Confidence For Women: Why We Need to Train Our Fight Response

Has anyone seen The Morning Show?

Remember that scene in episode 9 when Hannah confronts Mitch? When she tells him that she doesn’t remember their sexual encounter the way he does?

He immediately responds vehemently, “Don’t act like a victim. I didn’t lure you up there. I didn’t coerce you. I didn’t trick you. We went up there and it happened. You’re an adult. You could have said something.”

As viewers, we see things from Hannah’s side. It’s clear to us that she didn’t want to be with Mitch. That she stiffens in response to his touch. That she wants to leave. But instead, as she later unsuccessfully tries to explain to Mitch, she tried to leave but she froze.

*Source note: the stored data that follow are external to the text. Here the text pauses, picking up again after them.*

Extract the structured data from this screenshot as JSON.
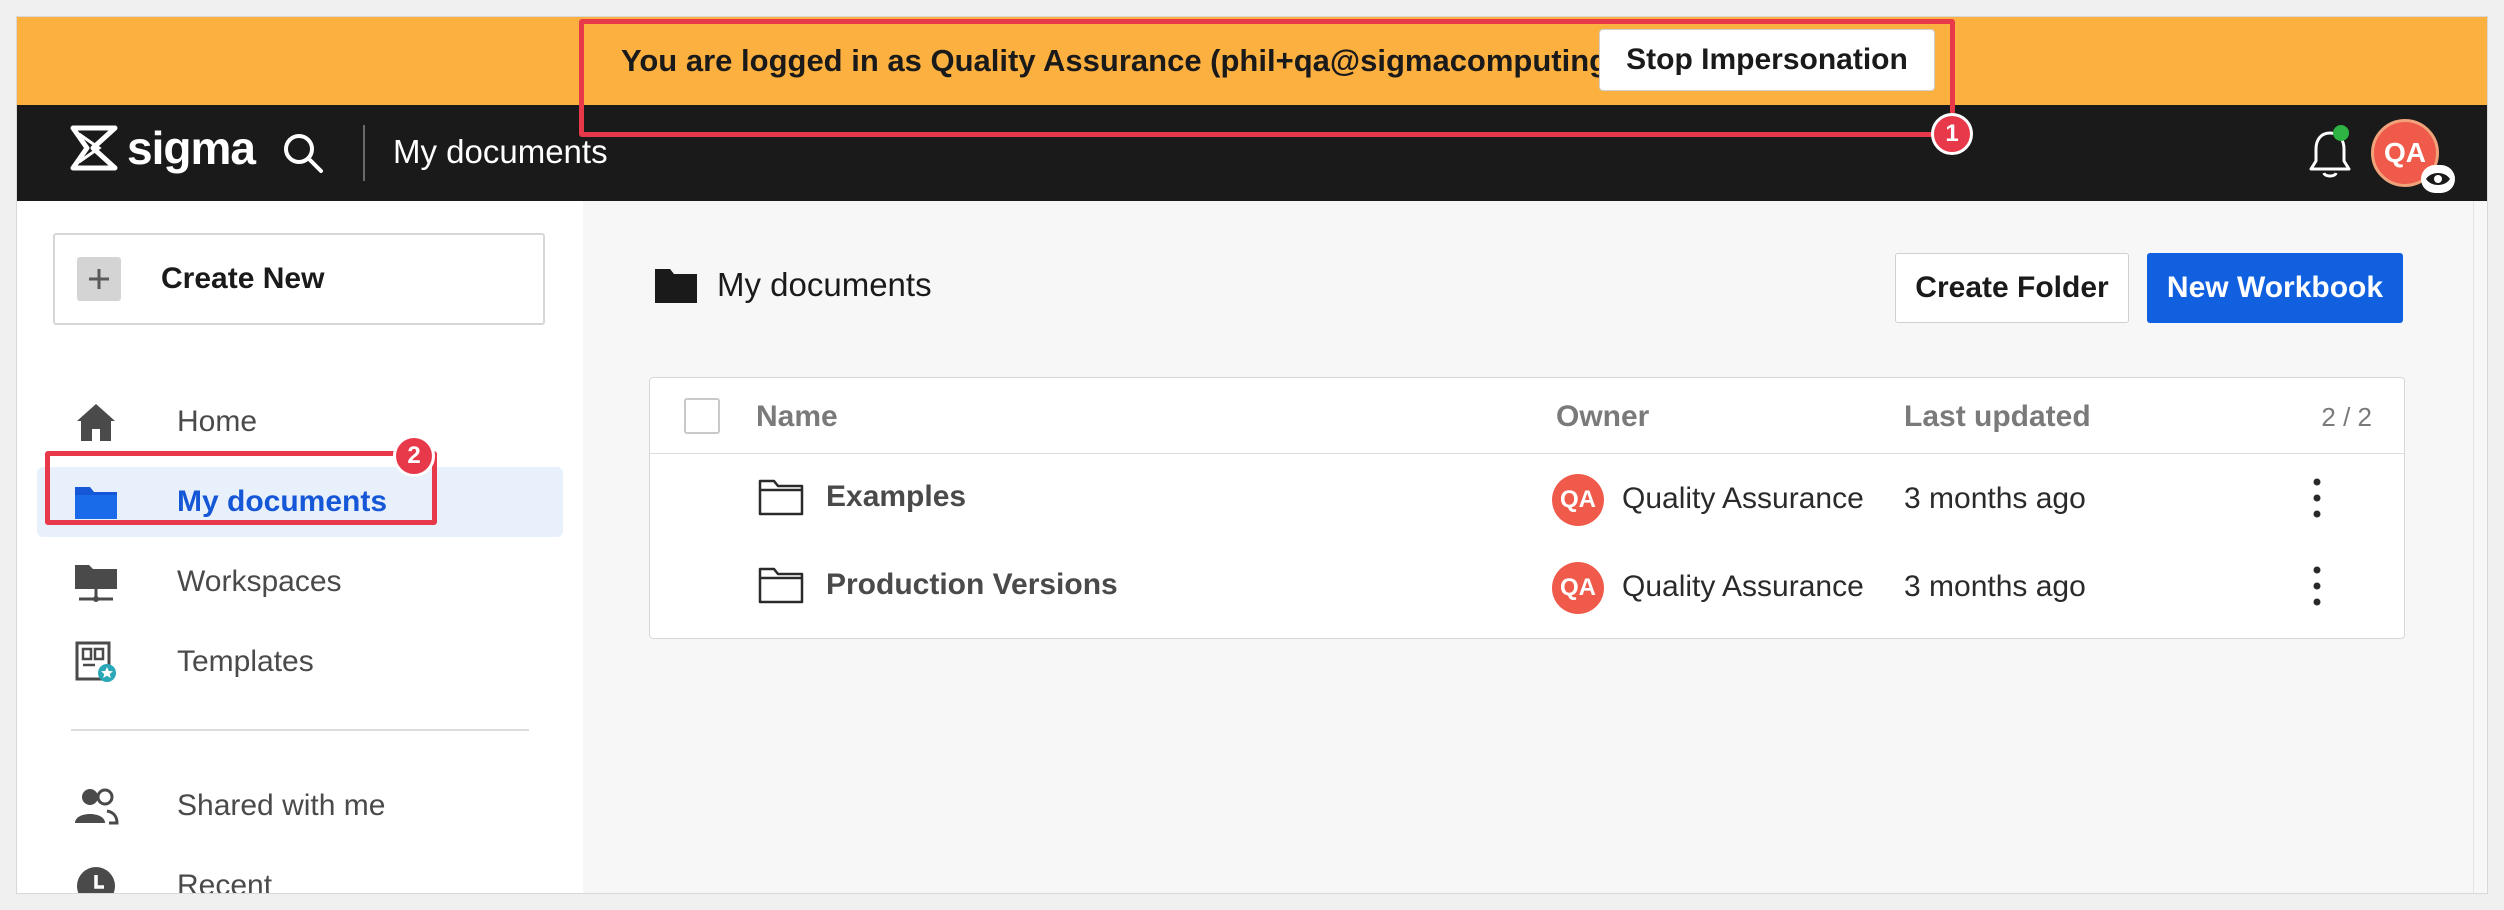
{
  "banner": {
    "message": "You are logged in as Quality Assurance (phil+qa@sigmacomputing.com)",
    "stop_label": "Stop Impersonation"
  },
  "topnav": {
    "logo_text": "sigma",
    "title": "My documents",
    "avatar_initials": "QA"
  },
  "sidebar": {
    "create_new_label": "Create New",
    "items": [
      {
        "label": "Home",
        "icon": "home-icon"
      },
      {
        "label": "My documents",
        "icon": "folder-icon",
        "active": true
      },
      {
        "label": "Workspaces",
        "icon": "workspaces-icon"
      },
      {
        "label": "Templates",
        "icon": "templates-icon"
      },
      {
        "label": "Shared with me",
        "icon": "shared-users-icon"
      },
      {
        "label": "Recent",
        "icon": "clock-icon"
      }
    ]
  },
  "main": {
    "title": "My documents",
    "create_folder_label": "Create Folder",
    "new_workbook_label": "New Workbook",
    "table": {
      "columns": [
        "Name",
        "Owner",
        "Last updated"
      ],
      "count": "2 / 2",
      "rows": [
        {
          "name": "Examples",
          "owner_initials": "QA",
          "owner": "Quality Assurance",
          "updated": "3 months ago"
        },
        {
          "name": "Production Versions",
          "owner_initials": "QA",
          "owner": "Quality Assurance",
          "updated": "3 months ago"
        }
      ]
    }
  },
  "callouts": [
    "1",
    "2"
  ],
  "colors": {
    "banner": "#fbb040",
    "nav": "#1a1a1a",
    "accent": "#1060e0",
    "callout": "#e8394b",
    "avatar": "#ef5a4b"
  }
}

That scene, like so much of the show, highlights one of the fundamental differences between men and women.

How we respond to threat.

In the Confidence Code, Katty Kay and Claire Shipman share research that shows women have a tendency to become worriers in response to threat while men have a tendency to become warriors.

Both men and women have two amygdalae – fear detection centres of the brain. One is associated with memory, emotion and thinking, while the other is associated with taking action. For women, the amygdala associated with thinking is more active while men favour the one associated with action.

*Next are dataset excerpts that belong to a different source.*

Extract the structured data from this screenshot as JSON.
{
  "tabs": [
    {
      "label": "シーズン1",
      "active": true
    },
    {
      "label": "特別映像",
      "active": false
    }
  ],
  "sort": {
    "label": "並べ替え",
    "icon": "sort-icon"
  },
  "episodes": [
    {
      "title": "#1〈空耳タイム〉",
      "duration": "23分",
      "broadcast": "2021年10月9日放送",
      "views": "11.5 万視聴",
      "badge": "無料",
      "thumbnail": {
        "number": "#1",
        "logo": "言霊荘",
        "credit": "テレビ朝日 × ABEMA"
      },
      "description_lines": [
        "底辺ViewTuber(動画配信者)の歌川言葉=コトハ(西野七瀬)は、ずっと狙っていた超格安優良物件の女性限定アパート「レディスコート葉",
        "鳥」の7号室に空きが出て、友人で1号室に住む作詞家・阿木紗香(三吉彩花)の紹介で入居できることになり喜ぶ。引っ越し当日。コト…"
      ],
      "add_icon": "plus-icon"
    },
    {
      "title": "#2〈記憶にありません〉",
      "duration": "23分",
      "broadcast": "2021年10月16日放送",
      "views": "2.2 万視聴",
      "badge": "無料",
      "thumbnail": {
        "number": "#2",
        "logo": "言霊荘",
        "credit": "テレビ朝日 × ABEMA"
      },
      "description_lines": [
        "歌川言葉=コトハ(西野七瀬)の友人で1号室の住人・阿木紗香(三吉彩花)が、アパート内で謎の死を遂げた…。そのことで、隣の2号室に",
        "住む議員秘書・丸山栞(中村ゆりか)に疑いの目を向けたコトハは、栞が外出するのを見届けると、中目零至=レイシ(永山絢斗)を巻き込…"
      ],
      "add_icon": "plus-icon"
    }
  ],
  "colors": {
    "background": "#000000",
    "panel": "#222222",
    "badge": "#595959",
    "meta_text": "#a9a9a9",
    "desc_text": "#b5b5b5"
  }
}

Ever have analysis paralysis? You can blame it on your cingulate gyrus – the part of our brain that helps us weigh options and recognize errors – also known as the worrywart centre. Unluckily for us women, we have a larger one.

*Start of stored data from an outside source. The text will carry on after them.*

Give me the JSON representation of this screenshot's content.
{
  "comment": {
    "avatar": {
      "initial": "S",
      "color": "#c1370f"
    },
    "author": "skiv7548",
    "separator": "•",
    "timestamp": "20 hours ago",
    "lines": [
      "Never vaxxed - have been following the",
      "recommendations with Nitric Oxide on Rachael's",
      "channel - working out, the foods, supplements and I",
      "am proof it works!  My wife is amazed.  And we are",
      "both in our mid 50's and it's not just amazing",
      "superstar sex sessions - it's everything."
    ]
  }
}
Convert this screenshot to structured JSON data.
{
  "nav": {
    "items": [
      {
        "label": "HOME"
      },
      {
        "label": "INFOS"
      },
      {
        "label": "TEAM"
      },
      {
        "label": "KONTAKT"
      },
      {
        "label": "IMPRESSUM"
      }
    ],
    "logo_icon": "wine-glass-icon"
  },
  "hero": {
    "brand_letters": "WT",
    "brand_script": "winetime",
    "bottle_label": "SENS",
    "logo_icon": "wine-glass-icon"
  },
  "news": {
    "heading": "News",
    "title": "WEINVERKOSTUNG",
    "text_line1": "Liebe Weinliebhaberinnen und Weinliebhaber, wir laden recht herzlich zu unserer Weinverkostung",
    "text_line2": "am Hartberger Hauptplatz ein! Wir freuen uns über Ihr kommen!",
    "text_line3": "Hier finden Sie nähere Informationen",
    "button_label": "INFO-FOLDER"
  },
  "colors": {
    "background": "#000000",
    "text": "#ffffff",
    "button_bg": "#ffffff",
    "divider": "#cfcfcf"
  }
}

Kay and Shipman go on to highlight other structural differences in male and female brain but the bottom line is this:

In response to threat, men act. Women think.

It’s why Hannah’s attempt to explain to Mitch that she didn’t want to be there – that she froze when she felt overwhelmed, doesn’t make sense to him. He would have picked up and left. He would have fought to get out of there.

Personally I don’t believe that tendency to overthink, ruminate and freeze is an inherent part of who we are as women. I believe it was bred into us.

2000 years of patriarchy has caused changes in our physical brains.

Early stories of mythology describe a number of women warriors, fighters, and courageous leaders. In Greek mythology, Athena was an ancient Greek goddess responsible for wisdom, strategy, handicraft, and warfare. She was fierce, courageous and wore a helmet and held a spear.

And in Hindu mythology, Durga is a protective mother goddess and goddess of war, responsible for combating evil that threatened peace, prosperity and the oppressed. She rides a lion or a tiger and has multiple arms, each bearing a weapon.

Deep down there is a female warrior goddess in all of us.

If overthinking and freeze has been bred in, it can be bred out.

With awareness, choice and practice we can overcome 2000 years of evolutionary conditioning. And it need not take two centuries.

Research shows that 300 repetitions can create a new habit. 3,000 repetitions can create a new default position, a new hardwired ability to fight in response to threat.

How do we get there?

First, simply recognize that we women have a tendency to think in response to threat. Know that rumination and overthinking is part of our collective conditioned stress response, but that left unchecked in takes us out of action. Essentially overthinking makes us freeze in response to threat and challenge in our life.

Second, choose fight. Train yourself to follow through. To dig in. To keep going in the face of challenge. Summon up your inner warrior, your leader, your courageous Durga and Athena and take the next best step.